You also wouldn’t tend to see a standalone plot forwarding a long-term character arc on Trek, but here, the experience of having been in each other’s bodies in this most unusual way actually turns D’Argo and Chiana on, inspiring them to immediately do so in the more traditional sense at the end of the episode. With all boundaries crossed between them, they’re finally ready to take their burgeoning relationship to the next level. What other show would have male and female characters swap bodies and not have any of the male characters experience any gay panic or fear of being feminized but instead make them appreciate one another even more and become even more hot for each other? Even John and Aeryn flirt rather outrageously in the final shot!

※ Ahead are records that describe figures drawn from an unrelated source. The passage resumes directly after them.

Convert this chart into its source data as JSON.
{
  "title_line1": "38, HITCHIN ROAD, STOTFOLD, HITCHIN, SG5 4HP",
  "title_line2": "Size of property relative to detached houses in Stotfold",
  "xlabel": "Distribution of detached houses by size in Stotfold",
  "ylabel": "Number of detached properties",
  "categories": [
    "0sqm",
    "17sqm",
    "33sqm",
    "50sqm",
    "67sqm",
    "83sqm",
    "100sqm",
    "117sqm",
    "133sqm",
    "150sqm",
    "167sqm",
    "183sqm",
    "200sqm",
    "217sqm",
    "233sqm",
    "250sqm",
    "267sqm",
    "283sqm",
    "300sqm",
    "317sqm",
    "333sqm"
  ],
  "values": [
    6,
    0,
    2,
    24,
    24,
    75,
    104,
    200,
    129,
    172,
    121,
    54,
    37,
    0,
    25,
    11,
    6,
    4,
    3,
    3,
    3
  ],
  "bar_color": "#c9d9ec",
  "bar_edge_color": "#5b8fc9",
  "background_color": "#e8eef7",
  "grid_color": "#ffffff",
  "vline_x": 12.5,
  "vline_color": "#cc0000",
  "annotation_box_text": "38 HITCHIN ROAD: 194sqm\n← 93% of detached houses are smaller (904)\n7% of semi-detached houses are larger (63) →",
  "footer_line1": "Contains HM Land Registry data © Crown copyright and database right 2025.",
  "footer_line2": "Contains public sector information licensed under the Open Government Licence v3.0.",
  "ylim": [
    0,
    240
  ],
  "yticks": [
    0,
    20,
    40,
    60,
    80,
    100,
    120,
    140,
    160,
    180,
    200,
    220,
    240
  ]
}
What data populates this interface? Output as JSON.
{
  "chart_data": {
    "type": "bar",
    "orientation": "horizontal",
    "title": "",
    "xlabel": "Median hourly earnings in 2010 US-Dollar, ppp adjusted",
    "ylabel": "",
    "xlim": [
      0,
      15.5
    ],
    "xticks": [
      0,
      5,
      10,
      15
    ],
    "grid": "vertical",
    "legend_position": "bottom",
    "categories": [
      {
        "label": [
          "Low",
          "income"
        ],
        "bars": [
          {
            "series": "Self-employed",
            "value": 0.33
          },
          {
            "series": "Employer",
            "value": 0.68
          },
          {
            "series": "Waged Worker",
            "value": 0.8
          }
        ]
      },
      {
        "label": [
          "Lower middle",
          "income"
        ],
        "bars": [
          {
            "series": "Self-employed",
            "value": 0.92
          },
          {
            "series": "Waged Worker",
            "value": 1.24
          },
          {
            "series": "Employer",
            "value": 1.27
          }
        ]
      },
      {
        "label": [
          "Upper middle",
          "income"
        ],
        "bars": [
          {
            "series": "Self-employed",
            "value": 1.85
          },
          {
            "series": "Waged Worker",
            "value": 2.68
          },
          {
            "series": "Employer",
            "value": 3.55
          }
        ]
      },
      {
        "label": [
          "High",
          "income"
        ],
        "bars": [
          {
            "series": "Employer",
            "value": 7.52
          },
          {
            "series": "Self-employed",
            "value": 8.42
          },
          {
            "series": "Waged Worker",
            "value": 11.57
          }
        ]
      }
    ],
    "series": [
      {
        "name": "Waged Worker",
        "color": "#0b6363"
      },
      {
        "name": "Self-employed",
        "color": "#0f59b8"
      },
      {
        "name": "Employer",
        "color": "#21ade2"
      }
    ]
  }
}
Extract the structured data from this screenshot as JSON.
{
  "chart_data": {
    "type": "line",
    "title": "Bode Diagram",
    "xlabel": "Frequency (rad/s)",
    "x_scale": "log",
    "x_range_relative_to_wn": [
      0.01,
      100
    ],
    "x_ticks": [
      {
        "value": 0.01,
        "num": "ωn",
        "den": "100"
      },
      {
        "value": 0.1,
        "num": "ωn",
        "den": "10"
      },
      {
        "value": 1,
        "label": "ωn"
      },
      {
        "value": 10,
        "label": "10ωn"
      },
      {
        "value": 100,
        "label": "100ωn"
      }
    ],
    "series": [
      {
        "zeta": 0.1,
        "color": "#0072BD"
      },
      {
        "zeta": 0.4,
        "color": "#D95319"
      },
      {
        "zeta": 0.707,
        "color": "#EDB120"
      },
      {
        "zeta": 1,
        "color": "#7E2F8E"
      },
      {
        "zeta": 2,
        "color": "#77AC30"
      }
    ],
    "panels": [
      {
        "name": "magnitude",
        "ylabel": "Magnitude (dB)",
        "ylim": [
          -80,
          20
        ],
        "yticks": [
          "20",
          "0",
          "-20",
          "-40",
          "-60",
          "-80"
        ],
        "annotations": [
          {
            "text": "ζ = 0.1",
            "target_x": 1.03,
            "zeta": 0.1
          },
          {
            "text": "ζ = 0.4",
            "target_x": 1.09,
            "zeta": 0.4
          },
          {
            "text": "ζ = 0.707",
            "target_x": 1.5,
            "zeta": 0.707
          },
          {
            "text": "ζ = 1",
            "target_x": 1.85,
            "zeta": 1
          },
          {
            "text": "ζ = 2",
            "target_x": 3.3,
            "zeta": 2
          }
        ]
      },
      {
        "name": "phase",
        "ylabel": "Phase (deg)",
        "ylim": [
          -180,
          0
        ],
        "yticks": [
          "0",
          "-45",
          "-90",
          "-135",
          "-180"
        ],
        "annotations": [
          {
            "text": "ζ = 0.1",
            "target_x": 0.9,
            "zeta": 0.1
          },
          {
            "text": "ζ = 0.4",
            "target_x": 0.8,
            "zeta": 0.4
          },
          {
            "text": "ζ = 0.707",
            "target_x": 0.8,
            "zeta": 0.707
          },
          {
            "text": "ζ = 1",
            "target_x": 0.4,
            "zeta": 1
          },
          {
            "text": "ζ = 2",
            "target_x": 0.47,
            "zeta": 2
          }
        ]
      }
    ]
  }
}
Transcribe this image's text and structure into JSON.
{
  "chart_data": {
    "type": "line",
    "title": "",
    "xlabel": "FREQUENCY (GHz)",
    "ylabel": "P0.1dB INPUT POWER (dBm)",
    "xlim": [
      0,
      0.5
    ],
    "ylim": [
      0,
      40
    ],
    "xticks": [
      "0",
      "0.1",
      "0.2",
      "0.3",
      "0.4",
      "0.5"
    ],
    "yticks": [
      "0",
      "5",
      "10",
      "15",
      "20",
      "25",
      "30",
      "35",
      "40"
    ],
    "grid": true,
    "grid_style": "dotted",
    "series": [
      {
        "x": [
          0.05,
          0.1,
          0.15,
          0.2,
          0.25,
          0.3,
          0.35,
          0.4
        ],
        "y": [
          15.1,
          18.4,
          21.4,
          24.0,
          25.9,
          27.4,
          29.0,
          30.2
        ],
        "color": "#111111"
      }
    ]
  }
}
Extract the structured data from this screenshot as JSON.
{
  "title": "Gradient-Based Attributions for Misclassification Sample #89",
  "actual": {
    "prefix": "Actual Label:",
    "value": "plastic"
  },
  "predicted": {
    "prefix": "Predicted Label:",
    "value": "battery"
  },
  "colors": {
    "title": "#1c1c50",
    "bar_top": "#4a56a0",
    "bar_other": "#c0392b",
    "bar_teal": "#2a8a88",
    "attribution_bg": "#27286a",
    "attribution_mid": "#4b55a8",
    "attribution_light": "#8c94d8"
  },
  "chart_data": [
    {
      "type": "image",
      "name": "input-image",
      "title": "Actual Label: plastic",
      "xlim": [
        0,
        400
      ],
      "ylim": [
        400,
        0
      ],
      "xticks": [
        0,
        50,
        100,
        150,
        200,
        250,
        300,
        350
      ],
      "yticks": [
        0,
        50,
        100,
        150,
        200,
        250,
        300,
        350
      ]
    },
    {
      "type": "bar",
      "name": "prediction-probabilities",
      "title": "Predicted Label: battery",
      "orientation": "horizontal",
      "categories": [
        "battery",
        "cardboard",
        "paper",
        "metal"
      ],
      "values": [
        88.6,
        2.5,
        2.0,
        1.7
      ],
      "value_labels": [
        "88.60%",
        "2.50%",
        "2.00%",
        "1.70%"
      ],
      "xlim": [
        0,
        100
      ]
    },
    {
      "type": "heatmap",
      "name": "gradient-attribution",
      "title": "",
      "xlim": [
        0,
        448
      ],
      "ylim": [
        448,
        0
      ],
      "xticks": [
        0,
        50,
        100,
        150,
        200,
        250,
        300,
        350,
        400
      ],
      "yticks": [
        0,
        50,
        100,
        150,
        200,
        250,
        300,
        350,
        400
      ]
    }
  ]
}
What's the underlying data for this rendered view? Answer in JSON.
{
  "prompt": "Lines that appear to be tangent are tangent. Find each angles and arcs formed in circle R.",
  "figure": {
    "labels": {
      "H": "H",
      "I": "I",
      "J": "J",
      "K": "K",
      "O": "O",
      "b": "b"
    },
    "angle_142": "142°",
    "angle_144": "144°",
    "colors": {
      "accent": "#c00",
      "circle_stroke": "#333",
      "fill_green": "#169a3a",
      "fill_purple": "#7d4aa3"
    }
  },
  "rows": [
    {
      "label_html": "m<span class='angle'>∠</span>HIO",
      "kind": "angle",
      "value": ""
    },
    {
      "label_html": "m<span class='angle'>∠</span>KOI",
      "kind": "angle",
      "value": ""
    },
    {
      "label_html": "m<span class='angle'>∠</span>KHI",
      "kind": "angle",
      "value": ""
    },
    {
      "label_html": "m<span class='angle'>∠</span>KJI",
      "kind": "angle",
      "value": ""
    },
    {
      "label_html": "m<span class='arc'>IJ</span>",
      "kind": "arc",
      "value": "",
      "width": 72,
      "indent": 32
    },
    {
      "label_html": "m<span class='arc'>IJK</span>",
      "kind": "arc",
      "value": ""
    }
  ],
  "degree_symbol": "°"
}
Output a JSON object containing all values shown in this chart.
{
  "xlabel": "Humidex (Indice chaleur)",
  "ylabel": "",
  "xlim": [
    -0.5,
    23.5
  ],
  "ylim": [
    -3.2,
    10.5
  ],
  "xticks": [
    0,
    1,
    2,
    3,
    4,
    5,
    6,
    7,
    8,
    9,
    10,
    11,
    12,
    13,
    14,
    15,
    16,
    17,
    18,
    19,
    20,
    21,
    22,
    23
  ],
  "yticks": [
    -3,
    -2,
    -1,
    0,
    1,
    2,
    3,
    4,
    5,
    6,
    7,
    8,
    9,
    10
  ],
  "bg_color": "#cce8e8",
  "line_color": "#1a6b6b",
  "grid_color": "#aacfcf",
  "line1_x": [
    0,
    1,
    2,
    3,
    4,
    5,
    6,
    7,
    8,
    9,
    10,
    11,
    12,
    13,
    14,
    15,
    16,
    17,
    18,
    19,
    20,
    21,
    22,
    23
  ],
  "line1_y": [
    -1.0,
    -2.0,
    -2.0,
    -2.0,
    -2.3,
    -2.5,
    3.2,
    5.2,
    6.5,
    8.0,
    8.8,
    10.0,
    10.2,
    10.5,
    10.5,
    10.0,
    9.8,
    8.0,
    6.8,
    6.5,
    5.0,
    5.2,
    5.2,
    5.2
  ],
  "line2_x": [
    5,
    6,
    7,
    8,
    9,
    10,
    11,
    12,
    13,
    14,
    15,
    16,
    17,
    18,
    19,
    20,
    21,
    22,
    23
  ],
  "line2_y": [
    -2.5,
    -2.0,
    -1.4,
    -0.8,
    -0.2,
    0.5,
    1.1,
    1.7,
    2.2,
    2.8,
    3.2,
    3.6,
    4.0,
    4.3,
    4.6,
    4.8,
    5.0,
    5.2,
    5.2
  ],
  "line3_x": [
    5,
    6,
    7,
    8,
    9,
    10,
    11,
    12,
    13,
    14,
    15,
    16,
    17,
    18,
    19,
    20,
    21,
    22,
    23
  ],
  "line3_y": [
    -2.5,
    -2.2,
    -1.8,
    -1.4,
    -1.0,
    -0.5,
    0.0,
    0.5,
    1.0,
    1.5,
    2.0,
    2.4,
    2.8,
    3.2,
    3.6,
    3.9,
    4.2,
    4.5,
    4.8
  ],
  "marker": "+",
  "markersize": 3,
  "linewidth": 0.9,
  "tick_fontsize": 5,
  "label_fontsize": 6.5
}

Meanwhile, for Pilot and anyone who swaps bodies with him, it is a surprisingly profound experience, he having never expected to be separated from Moya again, particularly not so soon after severing their connection in “The Way We Weren’t,” and first D’Argo and then Chiana having to deal with his species’ incredibly complex physiology and multitasking abilities, which prove overwhelming at first. Meanwhile, Pilot’s mind can’t handle the simplicity of their bodies, remaining physically weak throughout the experience, and when in D’Argo, spending most of the time unconscious. While Anthony Simcoe doesn’t get a great deal of time to play Pilot because of this, Gigi Edgley does for a number of scenes and does an absolutely superb job capturing not only his vocal patterns but his fascination and fear at this utterly new experience, as well as his delicate nature. D’Argo and Pilot each gain a newfound understanding of each other:
D’ARGO (in PILOT): The glimpses I get of what you experience, Pilot- they make my own life feel insignificant.
PILOT (in CHIANA): That’s not true, D’Argo.
D’ARGO: It is. I have memories of my son, of a wife, but you have seen the galaxies and the birth of stars.
PILOT: But I have no…no memories of love. Of friendship. None. You have the remarkable memories, D’Argo.
It’s particularly touching and fascinating to hear Pilot speak like this, since he is the one who was so desperate for a life traveling in the stars that he indirectly betrayed Moya’s first Pilot, and yet what he’ll never have is a simple, everyday life of traditional romance, friendship, and love. And yet that doesn’t necessarily mean that Pilot would want to trade lives with D’Argo for good. It’s just that this time inside D’Argo’s body has allowed him to appreciate the positive attributes to the mundane lives of species whose minds and existences are simpler than his, as well as to be able to more adequately reassure D’Argo that even a life that has experienced fewer cosmic wonders than his has its own sorts of awe. Also, he is underestimating how Moya’s passengers feel about him, as he may not have had friendship in the past but he certainly does now.